SAIBETIK– Pagi hari Senin, 1 September 2025, suasana jalanan Rajabasa hingga Teluk Betung berubah menjadi lautan massa yang bergerak dengan penuh semangat. Ribuan mahasiswa dari berbagai perguruan tinggi di Lampung berkumpul dan bergerak menuju Gedung DPRD Provinsi Lampung sejak pukul 09.00 WIB untuk menyuarakan penolakan terhadap kebijakan kontroversial Wali Kota Bandar Lampung yang dikenal dengan julukan “The Killer Policy”.
Massa aksi membawa atribut lengkap, poster tuntutan, spanduk besar, serta barisan motor roda dua yang memperkuat simbol kekuatan mereka. Mereka melintasi jalan-jalan arteri kota, melewati papan reklame Wali Kota Bandar Lampung, yang menjadi ikon kontroversi akibat kebijakan yang dianggap menindas rakyat dan melanggar sejumlah peraturan perundang-undangan. Julukan “The Killer Policy” sendiri muncul karena kebijakan yang diterapkan dinilai keras dan merugikan masyarakat, terutama terkait pembangunan, izin usaha, dan penyelenggaraan pendidikan yang dipertanyakan legalitasnya.

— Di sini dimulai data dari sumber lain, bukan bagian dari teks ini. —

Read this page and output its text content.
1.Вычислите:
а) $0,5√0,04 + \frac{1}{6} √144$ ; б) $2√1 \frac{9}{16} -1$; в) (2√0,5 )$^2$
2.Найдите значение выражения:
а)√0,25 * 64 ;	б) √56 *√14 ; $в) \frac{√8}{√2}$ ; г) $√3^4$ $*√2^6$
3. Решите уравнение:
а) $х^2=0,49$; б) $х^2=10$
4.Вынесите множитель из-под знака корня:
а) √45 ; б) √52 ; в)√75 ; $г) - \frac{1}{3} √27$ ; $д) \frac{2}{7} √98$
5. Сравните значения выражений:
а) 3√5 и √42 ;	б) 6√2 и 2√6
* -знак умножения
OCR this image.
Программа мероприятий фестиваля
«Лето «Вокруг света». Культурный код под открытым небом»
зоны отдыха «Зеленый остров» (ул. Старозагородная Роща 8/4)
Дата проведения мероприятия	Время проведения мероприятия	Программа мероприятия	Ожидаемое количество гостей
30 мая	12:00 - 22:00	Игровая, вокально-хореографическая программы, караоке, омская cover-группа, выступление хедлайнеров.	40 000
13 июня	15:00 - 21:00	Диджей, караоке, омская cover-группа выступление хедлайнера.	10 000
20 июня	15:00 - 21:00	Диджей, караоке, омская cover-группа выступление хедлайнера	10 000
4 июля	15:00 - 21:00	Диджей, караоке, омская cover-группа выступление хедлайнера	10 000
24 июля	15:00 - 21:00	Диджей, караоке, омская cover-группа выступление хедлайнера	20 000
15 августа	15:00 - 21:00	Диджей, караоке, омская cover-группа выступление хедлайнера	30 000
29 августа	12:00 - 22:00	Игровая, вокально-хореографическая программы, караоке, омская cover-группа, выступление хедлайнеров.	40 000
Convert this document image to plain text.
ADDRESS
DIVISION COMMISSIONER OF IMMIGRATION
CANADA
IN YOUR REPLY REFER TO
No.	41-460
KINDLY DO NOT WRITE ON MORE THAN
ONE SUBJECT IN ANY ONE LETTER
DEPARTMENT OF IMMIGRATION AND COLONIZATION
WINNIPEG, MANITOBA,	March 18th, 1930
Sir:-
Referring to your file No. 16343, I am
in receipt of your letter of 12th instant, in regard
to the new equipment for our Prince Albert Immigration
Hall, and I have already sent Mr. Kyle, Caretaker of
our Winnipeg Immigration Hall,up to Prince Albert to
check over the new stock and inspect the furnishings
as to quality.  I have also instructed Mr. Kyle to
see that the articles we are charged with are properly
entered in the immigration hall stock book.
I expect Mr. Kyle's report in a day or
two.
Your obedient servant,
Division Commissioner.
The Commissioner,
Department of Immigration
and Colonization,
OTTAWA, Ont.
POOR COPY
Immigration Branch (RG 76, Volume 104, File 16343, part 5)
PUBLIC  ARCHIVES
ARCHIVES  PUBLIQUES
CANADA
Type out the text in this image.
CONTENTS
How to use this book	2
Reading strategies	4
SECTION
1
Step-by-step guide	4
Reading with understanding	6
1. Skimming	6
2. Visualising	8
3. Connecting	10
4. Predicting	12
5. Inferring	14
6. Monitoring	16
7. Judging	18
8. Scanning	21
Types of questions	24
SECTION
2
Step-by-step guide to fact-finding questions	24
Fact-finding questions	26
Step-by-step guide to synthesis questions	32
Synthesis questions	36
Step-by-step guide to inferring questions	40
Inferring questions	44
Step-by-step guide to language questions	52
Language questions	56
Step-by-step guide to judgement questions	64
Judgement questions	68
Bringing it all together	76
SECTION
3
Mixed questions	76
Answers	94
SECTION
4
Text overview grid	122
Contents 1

Mahasiswa Lampung menegaskan bahwa kedatangan mereka bukan sekadar bentuk protes biasa, tetapi simbol perlawanan terhadap praktik kekuasaan yang menginjak-injak hukum. Aksi ini menjadi momentum untuk menuntut pertanggungjawaban pejabat kota, sekaligus menunjukkan bahwa generasi muda tidak akan diam di tengah ketidakadilan. “Kami hadir di sini untuk menegaskan bahwa kebungkaman bukan pilihan. Kompromi dengan kebijakan yang menindas rakyat bukanlah jalan keluar. Kami menuntut transparansi, keadilan, dan perlindungan hukum bagi seluruh warga Lampung,” ujar salah satu koordinator aksi.
Selain menyuarakan penolakan terhadap kebijakan Wali Kota, para mahasiswa juga menekankan pentingnya pengawasan terhadap setiap kebijakan publik yang berpotensi merugikan masyarakat. Mereka membawa data dan dokumen yang menunjukkan indikasi pelanggaran administratif dan peraturan daerah, sekaligus menyerukan agar DPRD Provinsi Lampung bersikap tegas menegakkan hukum tanpa pandang bulu.
Aksi berjalan dengan tertib, meski sempat memacetkan sejumlah ruas jalan. Aparat kepolisian dan Satlantas Polresta Bandar Lampung diterjunkan untuk mengatur arus lalu lintas serta memastikan keamanan peserta dan masyarakat umum. Mahasiswa tetap konsisten dengan tuntutannya, melakukan orasi, yel-yel, serta pembacaan tuntutan di depan Gedung DPRD.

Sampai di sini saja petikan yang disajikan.